Fourteen people are facing federal charges after prosecutors say they ran a brazen crude oil theft ring stretching across two states — stealing millions of dollars’ worth of oil from Permian Basin pipelines and selling it off like it was theirs to begin with.
A federal grand jury has indicted the defendants — drawn from both Texas and New Mexico — on charges of conspiring to steal crude oil, stockpile it on leased federal land, and then ship it across state lines to be sold at below-market prices. As the Justice Department stated, “All 14 defendants allegedly conspired to transport stolen crude oil across the New Mexico-Texas border for the purpose of enriching themselves.” It’s a scheme that’s as straightforward as it is audacious — tap the pipeline, pocket the profits, repeat.
Who’s Involved
The Texas contingent includes Randell Wayne Reid, 41, and James Darrell Reid, 65 — both owners of Reidco Enterprises, based out of Electra — along with Christopher Frederick Harris, 22, of Seminole. On the New Mexico side, the bulk of the defendants hail from Lovington: Louis George Edgett, Brenden Floyd Strickland, Sixto Herrera-Estebane, Gyardo Gonzalez, Jesus Martin Hernandez-Borja, Diana Marquez Rojo, Jose Luis Rojo, Jose Mario Rivas-Mendoza, Miguel A. Soto, Tavares Montrail Cole, and Danny Dale Brown Jr. That’s a wide net — and a notably organized one, prosecutors suggest.
The alleged operation wasn’t exactly improvised. Stolen oil was reportedly stored on leased federal land before being moved across the state line — a detail that matters legally, because crossing state lines with stolen goods transforms a theft case into a federal one. The use of federal land for storage only compounds the exposure.
What They’re Facing
How serious is the legal jeopardy here? Quite serious, actually. Each defendant faces a conspiracy charge carrying up to five years in federal prison, along with counts of interstate transportation and sale of stolen property — each of which can add up to ten years per count. Depending on how many counts prosecutors pursue, some defendants could be looking at decades of potential exposure. That’s not a slap on the wrist. That’s a career-ending, life-altering reckoning — if convicted.
Still, indictments are charges, not convictions. Every defendant is presumed innocent until proven guilty in court. But the breadth of the indictment — fourteen people, two states, federal land, interstate commerce — suggests investigators spent considerable time building this case before anyone was charged. These things don’t happen overnight.
The Bigger Picture
The Permian Basin is the beating heart of American oil production, pumping out more crude than most OPEC nations. It’s also, apparently, a target. Pipeline theft — sometimes called “hot oil” theft — has long plagued the energy industry, but cases of this alleged scale and coordination are less common. The involvement of a registered business entity like Reidco Enterprises raises questions about how long this may have been going on and how much oil actually moved through the operation before investigators caught up.

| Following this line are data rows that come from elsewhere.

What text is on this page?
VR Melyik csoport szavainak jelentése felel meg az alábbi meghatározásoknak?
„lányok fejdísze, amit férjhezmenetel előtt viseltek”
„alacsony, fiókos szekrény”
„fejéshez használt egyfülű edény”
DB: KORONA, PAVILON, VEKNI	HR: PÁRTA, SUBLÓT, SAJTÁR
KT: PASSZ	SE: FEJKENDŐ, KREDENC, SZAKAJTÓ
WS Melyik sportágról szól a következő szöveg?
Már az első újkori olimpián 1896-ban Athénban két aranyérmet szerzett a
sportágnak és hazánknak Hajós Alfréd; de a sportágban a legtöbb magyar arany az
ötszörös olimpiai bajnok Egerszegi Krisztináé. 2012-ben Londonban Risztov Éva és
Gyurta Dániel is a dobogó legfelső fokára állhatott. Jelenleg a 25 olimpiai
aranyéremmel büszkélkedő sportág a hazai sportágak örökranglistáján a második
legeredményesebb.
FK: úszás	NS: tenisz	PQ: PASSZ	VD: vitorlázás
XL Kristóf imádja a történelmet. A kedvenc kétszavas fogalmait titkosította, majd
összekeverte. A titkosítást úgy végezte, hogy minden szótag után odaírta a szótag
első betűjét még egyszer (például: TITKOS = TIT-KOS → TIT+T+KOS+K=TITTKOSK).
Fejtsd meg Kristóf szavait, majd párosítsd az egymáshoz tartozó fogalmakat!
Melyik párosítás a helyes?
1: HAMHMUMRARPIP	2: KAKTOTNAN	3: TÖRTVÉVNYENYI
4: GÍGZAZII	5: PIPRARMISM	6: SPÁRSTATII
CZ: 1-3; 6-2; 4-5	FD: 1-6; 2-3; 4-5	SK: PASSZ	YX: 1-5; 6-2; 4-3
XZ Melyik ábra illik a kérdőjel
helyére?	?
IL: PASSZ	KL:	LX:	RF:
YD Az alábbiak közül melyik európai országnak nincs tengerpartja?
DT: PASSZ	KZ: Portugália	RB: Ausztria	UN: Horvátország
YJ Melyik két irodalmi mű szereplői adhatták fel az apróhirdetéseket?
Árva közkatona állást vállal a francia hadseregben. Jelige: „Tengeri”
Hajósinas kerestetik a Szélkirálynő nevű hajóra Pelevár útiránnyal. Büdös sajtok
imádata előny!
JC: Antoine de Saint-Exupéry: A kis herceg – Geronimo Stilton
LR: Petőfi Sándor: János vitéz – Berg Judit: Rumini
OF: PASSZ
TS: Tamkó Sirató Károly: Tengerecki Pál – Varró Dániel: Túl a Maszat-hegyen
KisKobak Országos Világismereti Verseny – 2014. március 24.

New Mexico’s broader oil patch has seen scrutiny from multiple directions lately. The state’s attorney general has separately pursued civil action against parties involved in fraudulent oil well schemes — a sign that regulators and law enforcement are paying closer attention to who’s doing what with the region’s most valuable resource. Whether this indictment connects to any of those efforts remains to be seen.
What’s clear, as federal prosecutors have emphasized, is that the alleged scheme wasn’t opportunistic — it was coordinated, cross-jurisdictional, and, by the government’s account, deliberately structured to turn stolen crude into cold cash. In the oil patch, that kind of ambition tends to eventually attract exactly the kind of attention these fourteen defendants are now getting.
The Permian Basin produces staggering wealth. Apparently, not everyone was content to wait for a legitimate share of it.